Not all retail outlets are allowed to operate the scheme.  This is subject to an application, vetting and approval process. Revenue approval is only granted where there is a robust sales system in place to ensure the zero-rated sales to customers travelling outside the European Union are clearly identified. The approved retailer is required to retain evidence, such as the boarding pass and flight details, produced by passengers travelling to non-EU destinations and the approved retailer must retain this detail in electronic format for future examination by Revenue, if required.

The single pricing structure mentioned by the Deputy has been brought to my attention previously. Under the single pricing structure all travellers pay the single price but approved retailers do not charge VAT on sales to identified non-EU travellers.  I would point out that the pricing structure in any business is a commercial decision for the business and not a Revenue matter. Revenue's focus is to ensure that approved retailers comply with their VAT obligations.

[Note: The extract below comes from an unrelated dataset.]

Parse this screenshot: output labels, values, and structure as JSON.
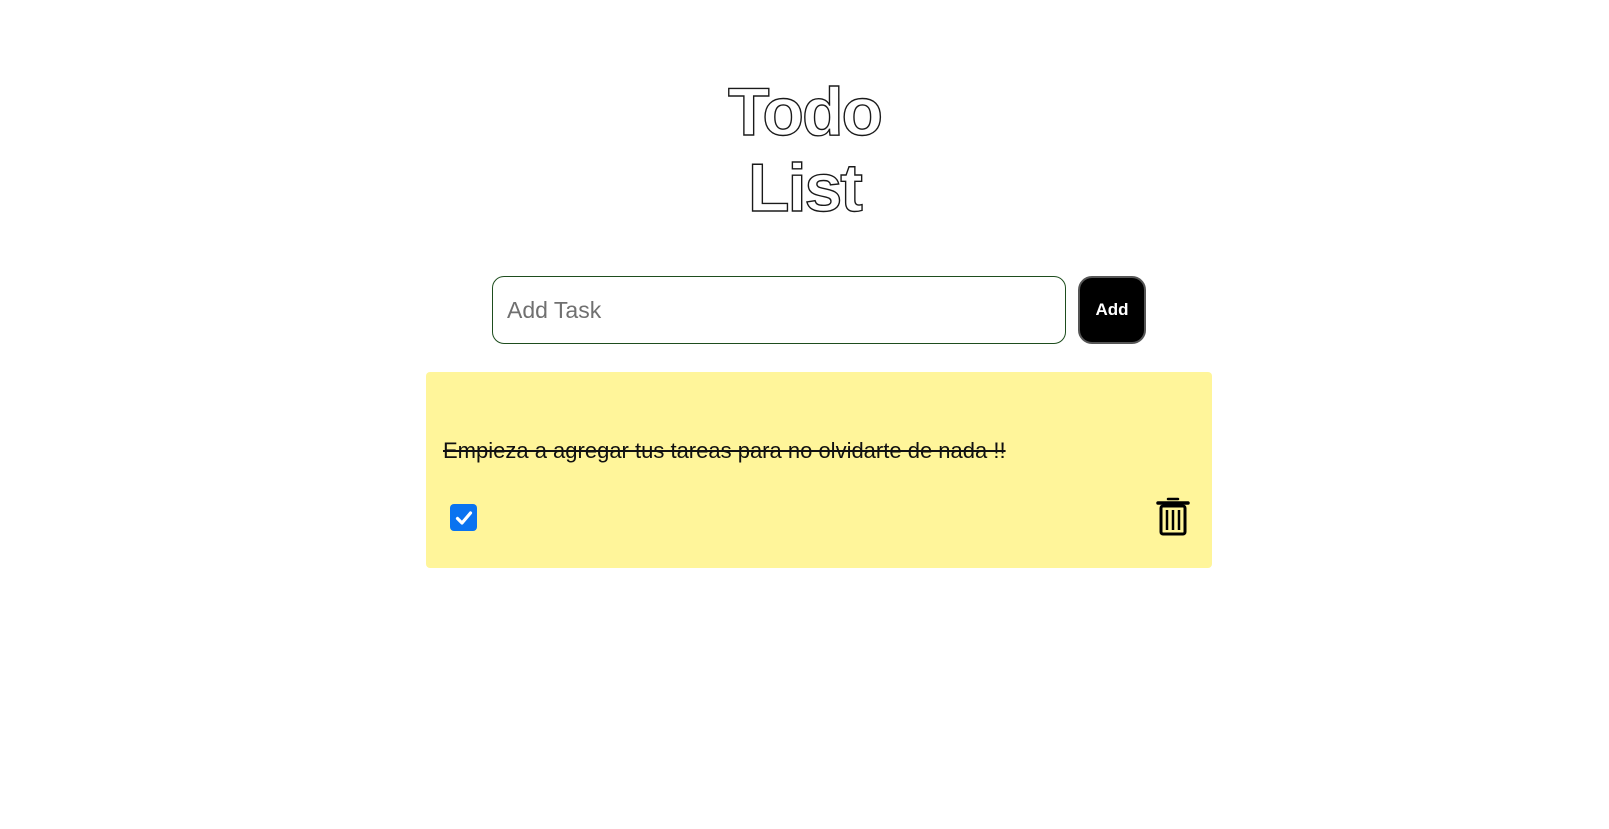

I would point out that the information furnished to Revenue on VAT returns does not require the yield from particular activities to be separately identified. The amount of VAT collected in respect of airport based retailers cannot be identified in the overall yield of VAT.

Budget 2016

Questions (329)

Michael Healy-Rae

Question:

329. Deputy Michael Healy-Rae asked the Minister for Finance his views that budget 2016 provides an opportunity for the Government to build on the 2014 review of agri-taxation measures in the area of taxation (details supplied); and if he will make a statement on the matter. [31200/15]

View answer

Written answers

Preparations for budget 2016 and the consequent Finance Bill are ongoing. It would not be appropriate for me to comment on what changes, if any, are being considered regarding taxation and agriculture or in relation to any other tax measure.

Budget 2016

Questions (330)

Peter Mathews

Question:

330. Deputy Peter Mathews asked the Minister for Finance in relation to the inheritance tax, his plans to abolish the tax in the forthcoming budget; and if he will make a statement on the matter. [31208/15]

View answer

Written answers

Preparations for budget 2016 and the consequent Finance Bill are ongoing. It would not be appropriate for me to comment on what changes, if any, are being considered to capital acquisitions tax (which applies to gifts and inheritances) or any other tax measure.